AIが実際に役立つ可能性がある領域
皮肉なのは、投稿側で問題を生み出している同じ技術が、編集側では有用になりうることだ。学術出版のボトルネックは生産ではない。評価である。ジャーナルは原稿に溺れ、それを読む査読者を見つけるのに苦労している。AIは、まさにその圧力を軽減しうる構造化された評価に適している。
編集パイプラインでジャーナルがAIをどう使えるかを考えてみよう。人間が投稿を読む前に、自動スクリーニングが読みやすさ、専門用語密度、文の複雑さをチェックする。閾値を下回る論文は、具体的なフィードバックとともに著者へ差し戻す。それだけで、いまボランティアの編集者の時間を消耗させている低品質投稿の相当部分をふるい落とせる。

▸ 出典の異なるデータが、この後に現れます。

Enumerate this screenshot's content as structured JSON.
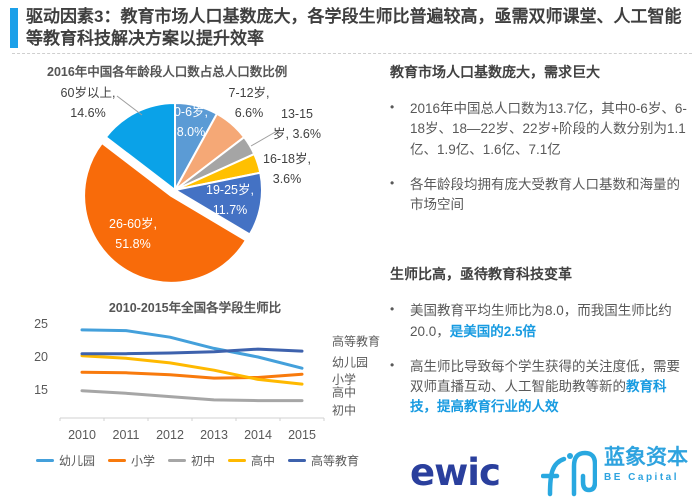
{
  "slide": {
    "title": "驱动因素3：教育市场人口基数庞大，各学段生师比普遍较高，亟需双师课堂、人工智能等教育科技解决方案以提升效率",
    "accent_color": "#1CA0E9"
  },
  "chart_data": [
    {
      "type": "pie",
      "title": "2016年中国各年龄段人口数占总人口数比例",
      "slices": [
        {
          "label": "0-6岁",
          "value": 8.0,
          "color": "#5B9BD5",
          "label_lines": [
            "0-6岁,",
            "8.0%"
          ],
          "label_inside": true
        },
        {
          "label": "7-12岁",
          "value": 6.6,
          "color": "#F5A876",
          "label_lines": [
            "7-12岁,",
            "6.6%"
          ],
          "label_inside": false
        },
        {
          "label": "13-15岁",
          "value": 3.6,
          "color": "#A5A5A5",
          "label_lines": [
            "13-15",
            "岁, 3.6%"
          ],
          "label_inside": false
        },
        {
          "label": "16-18岁",
          "value": 3.6,
          "color": "#FFC000",
          "label_lines": [
            "16-18岁,",
            "3.6%"
          ],
          "label_inside": false
        },
        {
          "label": "19-25岁",
          "value": 11.7,
          "color": "#4472C4",
          "label_lines": [
            "19-25岁,",
            "11.7%"
          ],
          "label_inside": true
        },
        {
          "label": "26-60岁",
          "value": 51.8,
          "color": "#F86B0A",
          "label_lines": [
            "26-60岁,",
            "51.8%"
          ],
          "label_inside": true,
          "exploded": true
        },
        {
          "label": "60岁以上",
          "value": 14.6,
          "color": "#0AA2E8",
          "label_lines": [
            "60岁以上,",
            "14.6%"
          ],
          "label_inside": false
        }
      ]
    },
    {
      "type": "line",
      "title": "2010-2015年全国各学段生师比",
      "categories": [
        "2010",
        "2011",
        "2012",
        "2013",
        "2014",
        "2015"
      ],
      "yticks": [
        15,
        20,
        25
      ],
      "ylim": [
        11,
        26
      ],
      "legend_position": "bottom",
      "series": [
        {
          "name": "幼儿园",
          "color": "#44A0DB",
          "values": [
            24.1,
            24.0,
            23.0,
            21.3,
            20.0,
            18.3
          ]
        },
        {
          "name": "小学",
          "color": "#F87A0D",
          "values": [
            17.7,
            17.6,
            17.3,
            16.8,
            16.9,
            17.4
          ]
        },
        {
          "name": "初中",
          "color": "#A6A6A6",
          "values": [
            14.9,
            14.5,
            14.0,
            13.5,
            13.4,
            13.4
          ]
        },
        {
          "name": "高中",
          "color": "#FFB900",
          "values": [
            20.2,
            19.8,
            19.1,
            18.0,
            16.6,
            15.9
          ]
        },
        {
          "name": "高等教育",
          "color": "#3E62AD",
          "values": [
            20.5,
            20.5,
            20.6,
            20.8,
            21.2,
            20.9
          ]
        }
      ]
    }
  ],
  "right_panel": {
    "highlight_color": "#189BE1",
    "section1": {
      "heading": "教育市场人口基数庞大，需求巨大",
      "bullets": [
        [
          {
            "text": "2016年中国总人口数为13.7亿，其中0-6岁、6-18岁、18—22岁、22岁+阶段的人数分别为1.1亿、1.9亿、1.6亿、7.1亿"
          }
        ],
        [
          {
            "text": "各年龄段均拥有庞大受教育人口基数和海量的市场空间"
          }
        ]
      ]
    },
    "section2": {
      "heading": "生师比高，亟待教育科技变革",
      "bullets": [
        [
          {
            "text": "美国教育平均生师比为8.0，而我国生师比约20.0，"
          },
          {
            "text": "是美国的2.5倍",
            "highlight": true
          }
        ],
        [
          {
            "text": "高生师比导致每个学生获得的关注度低，需要双师直播互动、人工智能助教等新的"
          },
          {
            "text": "教育科技，提高教育行业的人效",
            "highlight": true
          }
        ]
      ]
    },
    "bullet_glyph": "•"
  },
  "footer": {
    "ewic_logo_text": "ewic",
    "be_capital": {
      "cn": "蓝象资本",
      "en": "BE Capital"
    }
  }
}
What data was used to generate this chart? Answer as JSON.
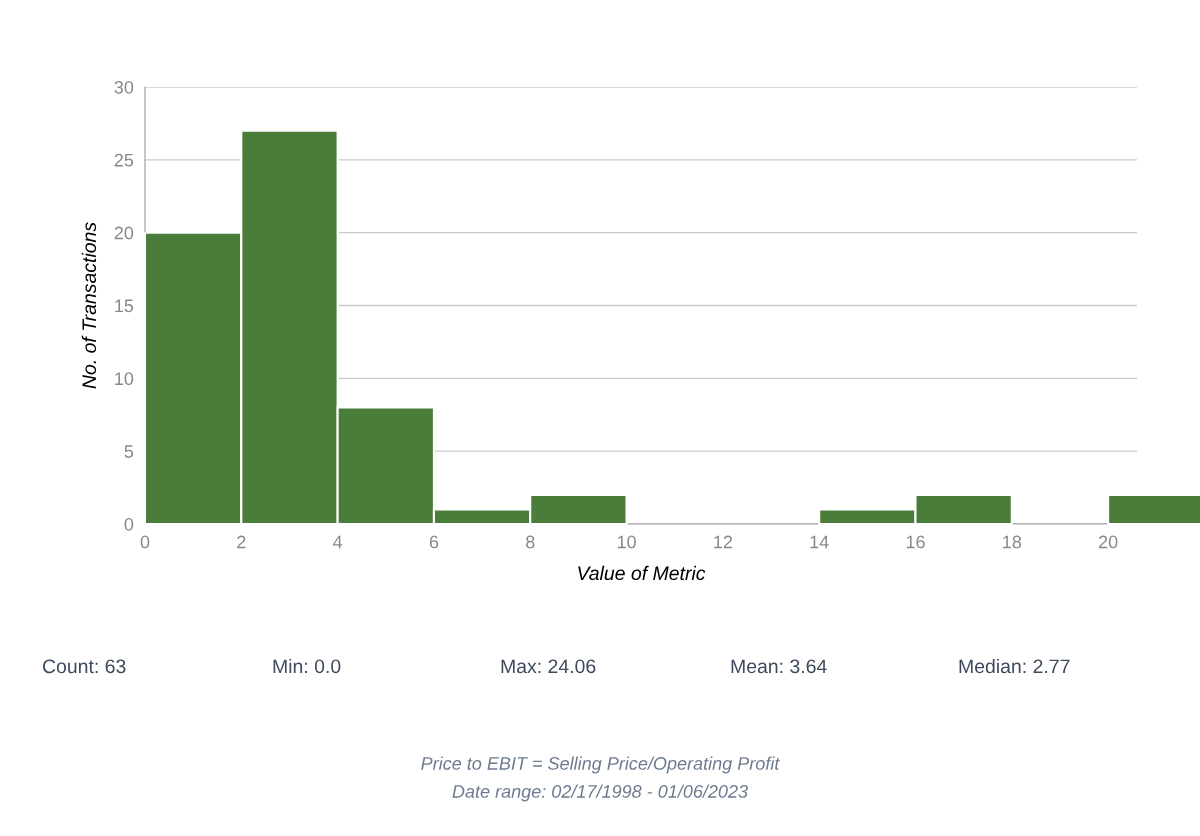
{
  "chart_data": {
    "type": "histogram",
    "xlabel": "Value of Metric",
    "ylabel": "No. of Transactions",
    "bins": [
      0,
      2,
      4,
      6,
      8,
      10,
      12,
      14,
      16,
      18,
      20,
      22
    ],
    "values": [
      20,
      27,
      8,
      1,
      2,
      0,
      0,
      1,
      2,
      0,
      2
    ],
    "color": "#4a7c3a",
    "xlim": [
      0,
      20.6
    ],
    "xticks": [
      0,
      2,
      4,
      6,
      8,
      10,
      12,
      14,
      16,
      18,
      20
    ],
    "ylim": [
      0,
      30
    ],
    "yticks": [
      0,
      5,
      10,
      15,
      20,
      25,
      30
    ],
    "grid": "y",
    "legend": false,
    "annotations": [
      "Count: 63",
      "Min: 0.0",
      "Max: 24.06",
      "Mean: 3.64",
      "Median: 2.77",
      "Price to EBIT = Selling Price/Operating Profit",
      "Date range: 02/17/1998 - 01/06/2023"
    ]
  }
}
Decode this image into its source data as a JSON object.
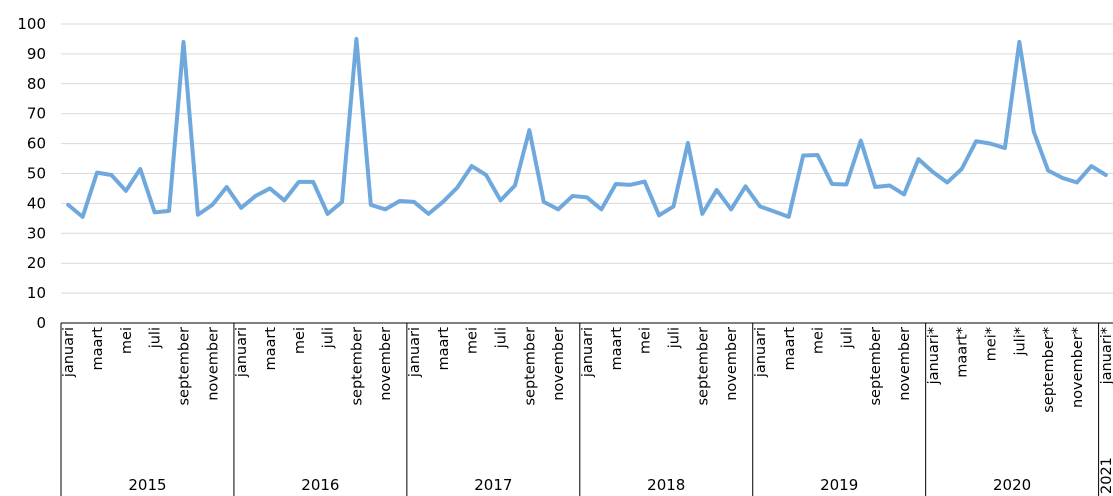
{
  "chart_data": {
    "type": "line",
    "title": "",
    "xlabel": "",
    "ylabel": "",
    "ylim": [
      0,
      100
    ],
    "yticks": [
      0,
      10,
      20,
      30,
      40,
      50,
      60,
      70,
      80,
      90,
      100
    ],
    "grid": "horizontal",
    "legend": "none",
    "series": [
      {
        "color": "#6fa8dc",
        "values": [
          39.5,
          35.5,
          50.3,
          49.5,
          44.2,
          51.5,
          37.0,
          37.5,
          94.0,
          36.2,
          39.5,
          45.5,
          38.5,
          42.5,
          45.0,
          41.0,
          47.2,
          47.2,
          36.5,
          40.5,
          95.0,
          39.5,
          38.0,
          40.8,
          40.5,
          36.5,
          40.5,
          45.3,
          52.5,
          49.5,
          41.0,
          46.0,
          64.5,
          40.5,
          38.0,
          42.5,
          42.0,
          38.0,
          46.5,
          46.2,
          47.3,
          36.0,
          39.0,
          60.2,
          36.5,
          44.5,
          38.0,
          45.7,
          39.0,
          37.3,
          35.5,
          56.0,
          56.2,
          46.5,
          46.3,
          61.0,
          45.5,
          46.0,
          43.0,
          54.8,
          50.5,
          47.0,
          51.5,
          60.8,
          60.0,
          58.5,
          94.0,
          64.0,
          51.0,
          48.5,
          47.0,
          52.5,
          49.5
        ]
      }
    ],
    "months": [
      "januari",
      "",
      "maart",
      "",
      "mei",
      "",
      "juli",
      "",
      "september",
      "",
      "november",
      "",
      "januari",
      "",
      "maart",
      "",
      "mei",
      "",
      "juli",
      "",
      "september",
      "",
      "november",
      "",
      "januari",
      "",
      "maart",
      "",
      "mei",
      "",
      "juli",
      "",
      "september",
      "",
      "november",
      "",
      "januari",
      "",
      "maart",
      "",
      "mei",
      "",
      "juli",
      "",
      "september",
      "",
      "november",
      "",
      "januari",
      "",
      "maart",
      "",
      "mei",
      "",
      "juli",
      "",
      "september",
      "",
      "november",
      "",
      "januari*",
      "",
      "maart*",
      "",
      "mei*",
      "",
      "juli*",
      "",
      "september*",
      "",
      "november*",
      "",
      "januari*"
    ],
    "years": [
      {
        "label": "2015",
        "start": 0,
        "count": 12
      },
      {
        "label": "2016",
        "start": 12,
        "count": 12
      },
      {
        "label": "2017",
        "start": 24,
        "count": 12
      },
      {
        "label": "2018",
        "start": 36,
        "count": 12
      },
      {
        "label": "2019",
        "start": 48,
        "count": 12
      },
      {
        "label": "2020",
        "start": 60,
        "count": 12
      },
      {
        "label": "2021",
        "start": 72,
        "count": 1
      }
    ]
  }
}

AIはまた、人間の編集者が直感的だが一貫性なく評価している次元を査定できるかもしれない。たとえば、論文の主張が手法に支えられているか、文献レビューが関連する先行研究を扱っているか、統計的アプローチが研究デザインに合致しているか、といった点である。これらの査定は決定的である必要はない。編集者が注意を向けるべき原稿に注意資源を配分する助けとなる程度に有益であればよい。人間がプロセスの中心に残る。機械はトリアージを担う。査読側では、ガーテンバーグのデータが示すようにAIが理論へ注意を寄せ、データから遠ざけているが、よく設計された査読アシスタントは逆のことができる。査読者に特定の実証的主張へ向き合うよう促し、手法と結果の不整合にフラグを立て、置き換えるのではなく、査読を足場かけするのだ。
筆者の知る限り、この技術は信頼性高く大規模に展開できるほど成熟していない。実装を誤れば新たな問題を持ち込む可能性がある。だが科学における制約は、生産から評価へと移りつつあり、それに対処する最も現実的なツールがAIである。
ガーテンバーグ自身も研究でClaudeやCodexを使っている。彼女はAIを科学から締め出すべきだと主張しているのではない。論文は、今日の地点を測定したものであり、行く末を予測するものではない。筆者自身ジャーナル編集者として、そこに書かれていることはすべて身に覚えがある。増える投稿、低下する査読者の関与、増大する編集負担。システムは踏みとどまっている。開かれた問いは、いまシステムを圧迫しているツールを、逆にシステムを強化するために転用できるかどうかである。